How Much Do They Really Need to Know?

Weekly Teaching Tip – June 8, 2020
by John Henny

Voice science has been embraced by more and more teachers in recent years, and for good reason, it is one of the best ways to understand what your student’s voice is doing and how to best approach it.

However, the question often arises as to how much we need to tell the student about voice science. In some ways I treat it like my parents treated The Santa Clause question, if I asked, it was time to tell me.

We all know voice science can be very confusing at first, even more so to the voice student. That is why we need to be careful how much we tell them and how we tell them.

I find explaining pitch making and air resistance at the vocal fold level much easier to understand for the average person, it is the vocal acoustics and registration that tends to confuse even the smartest students.

A word like “formants” Is likely to confuse any voice student, so I talk about resonators, which is much more easy to understand.
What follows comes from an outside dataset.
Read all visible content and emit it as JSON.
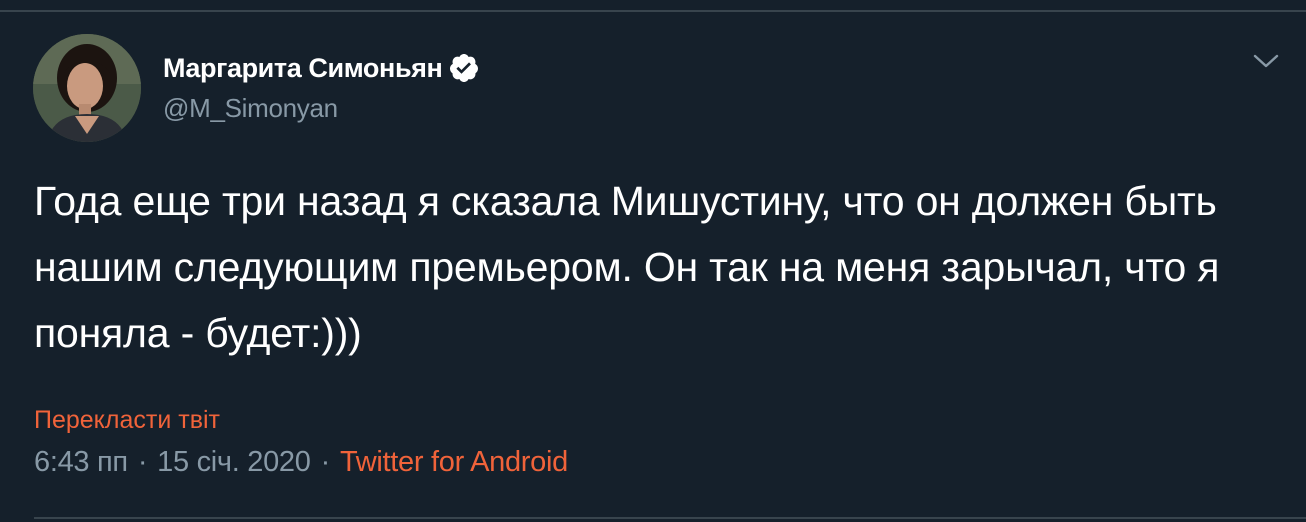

Most students with a musical instrument background will understand the concept of harmonics. If they don’t, I explain how the pitch you hear is made up of many pitches, the bottom of which we hear is the pitch, and the ones above we hear as color.

I then explain how the sound wave with all of its harmonics enters the resonators and is influenced by the size and shape of the resonators in either helpful or non-helpful ways.

I also tell them how the interaction of the harmonics and the resonators gives us the sensation of chest, middle, and head voice (or however you like to describe vocal registers).

At that point it is pretty easy for them to understand a register violation, such as pulled chest, in terms of an unhelpful relationship between the resonator and the sound wave. They can then understand how adjustments to the resonators, or the vowel, can help create a better vocal balance.

I find that even just that little bit of deeper understanding helps them approach their instrument in a more informed and aware manner.